A tribe of red-bearded warriors attacks and is defeated. Wi also kills an aurochs. When he rejects the ice-gods for Laleela's faith, the tribe demands someone from his household be sacrificed. After some deliberation, Wi offers himself as sacrifice. Before the sacrifice takes place, the ice-gods thaw and the glacier they were frozen in plows through the tribe. The Ice Age is ending. Wi and his companions leave the tribe and sail south but are caught in the rapids. Wi, noticing that their boat is overburdened, stays on an ice flow. Pag swims back to him. It is at this point that Allan and Good awaken.

Allan and Good discuss their adventure. They determine that Good was Moananga, Laleela was Luna Ragnall, and Allan’s sometime companion Hans was the outcast Pag.
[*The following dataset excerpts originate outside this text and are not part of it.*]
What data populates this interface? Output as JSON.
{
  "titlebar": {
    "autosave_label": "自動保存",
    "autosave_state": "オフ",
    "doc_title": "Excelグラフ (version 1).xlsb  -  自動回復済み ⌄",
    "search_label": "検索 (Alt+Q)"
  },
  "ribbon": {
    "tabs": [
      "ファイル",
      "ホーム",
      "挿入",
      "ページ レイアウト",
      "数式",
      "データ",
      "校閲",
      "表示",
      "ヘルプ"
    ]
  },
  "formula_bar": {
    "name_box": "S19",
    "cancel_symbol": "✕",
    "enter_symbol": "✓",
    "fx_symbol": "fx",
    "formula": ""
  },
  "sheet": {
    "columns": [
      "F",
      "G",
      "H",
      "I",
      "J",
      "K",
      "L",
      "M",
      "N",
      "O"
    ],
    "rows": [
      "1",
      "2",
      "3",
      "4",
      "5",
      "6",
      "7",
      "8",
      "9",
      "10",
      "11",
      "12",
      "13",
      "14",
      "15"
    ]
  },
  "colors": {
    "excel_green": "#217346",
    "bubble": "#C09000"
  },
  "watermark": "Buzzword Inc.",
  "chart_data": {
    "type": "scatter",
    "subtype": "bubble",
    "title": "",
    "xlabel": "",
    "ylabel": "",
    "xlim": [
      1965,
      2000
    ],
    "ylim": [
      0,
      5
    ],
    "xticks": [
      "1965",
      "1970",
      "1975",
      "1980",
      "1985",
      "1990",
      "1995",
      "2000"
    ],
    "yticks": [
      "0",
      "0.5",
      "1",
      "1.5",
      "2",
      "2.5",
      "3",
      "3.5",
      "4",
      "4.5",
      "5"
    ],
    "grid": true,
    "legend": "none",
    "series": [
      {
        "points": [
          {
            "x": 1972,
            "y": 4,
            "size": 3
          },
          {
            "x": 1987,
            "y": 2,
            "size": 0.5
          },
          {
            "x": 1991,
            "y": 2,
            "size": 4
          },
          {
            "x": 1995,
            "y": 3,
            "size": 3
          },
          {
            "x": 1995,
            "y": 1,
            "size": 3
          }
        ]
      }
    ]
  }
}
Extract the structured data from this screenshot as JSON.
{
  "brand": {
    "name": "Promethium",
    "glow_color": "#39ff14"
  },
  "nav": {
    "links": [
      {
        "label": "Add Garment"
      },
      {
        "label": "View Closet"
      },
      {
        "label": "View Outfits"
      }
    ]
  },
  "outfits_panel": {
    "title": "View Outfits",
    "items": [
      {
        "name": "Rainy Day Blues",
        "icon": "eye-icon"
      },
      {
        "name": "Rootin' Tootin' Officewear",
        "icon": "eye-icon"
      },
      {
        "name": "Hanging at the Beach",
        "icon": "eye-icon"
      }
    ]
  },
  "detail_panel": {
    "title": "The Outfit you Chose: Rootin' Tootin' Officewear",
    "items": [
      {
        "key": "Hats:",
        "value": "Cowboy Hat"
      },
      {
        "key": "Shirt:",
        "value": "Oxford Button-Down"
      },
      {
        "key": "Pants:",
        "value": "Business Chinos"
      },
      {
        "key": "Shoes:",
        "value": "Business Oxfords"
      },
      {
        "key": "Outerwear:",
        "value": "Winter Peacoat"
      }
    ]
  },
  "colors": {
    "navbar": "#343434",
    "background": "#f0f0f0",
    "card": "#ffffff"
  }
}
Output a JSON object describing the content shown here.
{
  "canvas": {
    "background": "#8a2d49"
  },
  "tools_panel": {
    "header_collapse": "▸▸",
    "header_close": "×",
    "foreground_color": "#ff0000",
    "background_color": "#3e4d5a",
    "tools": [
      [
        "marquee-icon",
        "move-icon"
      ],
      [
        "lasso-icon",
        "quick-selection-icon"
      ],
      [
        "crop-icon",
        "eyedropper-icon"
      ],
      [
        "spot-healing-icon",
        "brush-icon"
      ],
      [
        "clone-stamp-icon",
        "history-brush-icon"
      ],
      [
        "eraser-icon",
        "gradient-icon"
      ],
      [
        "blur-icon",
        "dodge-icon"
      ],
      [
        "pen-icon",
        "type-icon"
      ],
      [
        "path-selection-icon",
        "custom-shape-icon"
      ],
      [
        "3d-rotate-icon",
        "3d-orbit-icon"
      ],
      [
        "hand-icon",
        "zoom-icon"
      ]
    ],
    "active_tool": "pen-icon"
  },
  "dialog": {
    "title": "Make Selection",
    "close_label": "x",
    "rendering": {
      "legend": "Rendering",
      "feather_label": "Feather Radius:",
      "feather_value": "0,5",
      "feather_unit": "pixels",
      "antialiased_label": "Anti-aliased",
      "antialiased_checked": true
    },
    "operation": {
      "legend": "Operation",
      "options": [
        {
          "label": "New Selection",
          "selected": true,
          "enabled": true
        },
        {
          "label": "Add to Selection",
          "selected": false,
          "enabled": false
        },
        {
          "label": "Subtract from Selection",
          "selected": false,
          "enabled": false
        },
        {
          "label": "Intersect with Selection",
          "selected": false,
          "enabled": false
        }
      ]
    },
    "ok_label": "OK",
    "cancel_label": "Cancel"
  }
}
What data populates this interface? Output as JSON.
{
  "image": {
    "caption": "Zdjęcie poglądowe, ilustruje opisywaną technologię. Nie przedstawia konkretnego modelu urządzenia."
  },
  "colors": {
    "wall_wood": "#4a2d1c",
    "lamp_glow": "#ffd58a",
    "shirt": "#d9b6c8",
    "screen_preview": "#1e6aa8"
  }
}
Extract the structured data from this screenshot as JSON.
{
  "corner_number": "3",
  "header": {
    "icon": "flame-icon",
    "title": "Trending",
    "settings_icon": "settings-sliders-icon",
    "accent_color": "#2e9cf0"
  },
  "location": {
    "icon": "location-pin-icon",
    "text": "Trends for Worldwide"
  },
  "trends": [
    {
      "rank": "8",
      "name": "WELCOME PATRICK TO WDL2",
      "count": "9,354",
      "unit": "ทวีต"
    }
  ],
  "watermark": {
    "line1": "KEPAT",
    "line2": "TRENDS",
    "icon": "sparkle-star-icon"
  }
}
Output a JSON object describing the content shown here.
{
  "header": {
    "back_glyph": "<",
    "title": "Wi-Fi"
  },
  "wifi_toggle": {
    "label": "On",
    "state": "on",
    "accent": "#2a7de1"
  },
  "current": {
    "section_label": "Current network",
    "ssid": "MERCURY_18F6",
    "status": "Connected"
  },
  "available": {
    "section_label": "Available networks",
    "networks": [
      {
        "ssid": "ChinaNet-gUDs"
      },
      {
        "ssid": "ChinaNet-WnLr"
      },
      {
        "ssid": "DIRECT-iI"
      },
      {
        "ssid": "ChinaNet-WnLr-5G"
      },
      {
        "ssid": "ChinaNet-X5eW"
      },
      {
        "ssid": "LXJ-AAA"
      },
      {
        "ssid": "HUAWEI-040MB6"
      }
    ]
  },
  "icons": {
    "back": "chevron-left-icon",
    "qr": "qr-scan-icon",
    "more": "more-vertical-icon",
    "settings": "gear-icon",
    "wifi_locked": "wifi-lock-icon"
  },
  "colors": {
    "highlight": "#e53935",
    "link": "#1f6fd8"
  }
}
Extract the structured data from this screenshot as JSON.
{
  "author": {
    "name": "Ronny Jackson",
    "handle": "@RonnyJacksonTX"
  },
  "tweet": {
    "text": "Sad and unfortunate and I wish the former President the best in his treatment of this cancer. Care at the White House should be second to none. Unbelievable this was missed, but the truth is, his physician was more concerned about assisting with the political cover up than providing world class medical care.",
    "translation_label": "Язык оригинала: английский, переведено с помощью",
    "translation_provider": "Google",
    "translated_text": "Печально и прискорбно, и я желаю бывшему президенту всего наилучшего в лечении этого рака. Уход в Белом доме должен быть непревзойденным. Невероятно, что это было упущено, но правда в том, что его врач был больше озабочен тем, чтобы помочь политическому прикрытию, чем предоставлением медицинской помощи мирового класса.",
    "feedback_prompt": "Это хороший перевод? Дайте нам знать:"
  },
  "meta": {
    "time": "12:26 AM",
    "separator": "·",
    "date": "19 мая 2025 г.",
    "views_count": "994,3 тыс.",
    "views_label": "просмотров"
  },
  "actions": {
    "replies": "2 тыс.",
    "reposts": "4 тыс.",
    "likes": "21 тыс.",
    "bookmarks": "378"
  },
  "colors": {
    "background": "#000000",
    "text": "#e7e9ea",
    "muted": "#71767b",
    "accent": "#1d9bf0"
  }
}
Allan surmises that they are not actually experiencing past lives, but that the taduki drug has “the power of awakening the ancestral memory which has come down to us with our spark of life through scores of intervening forefathers.” He also guesses that Wi and his companions dwelt in Ice Age Scotland, 500,000 or 50,000 years ago, and that Laleela came from southern Ireland or northern France.

==Reception==
David Pringle gave Allan and the Ice-Gods two stars out of four.

==Influence==

Philip José Farmer and Christopher Paul Carey used characters and plot elements from Allan and the Ice-Gods in their Khokarsa series of prehistoric adventure novels, a body of fiction which in Farmer's words "represents an amalgamation between [the works of] Burroughs and Haggard." The writers also incorporated into their series elements from other works by Haggard: She (1887), Allan Quatermain (1887), Nada the Lily (1892), and She and Allan (1921).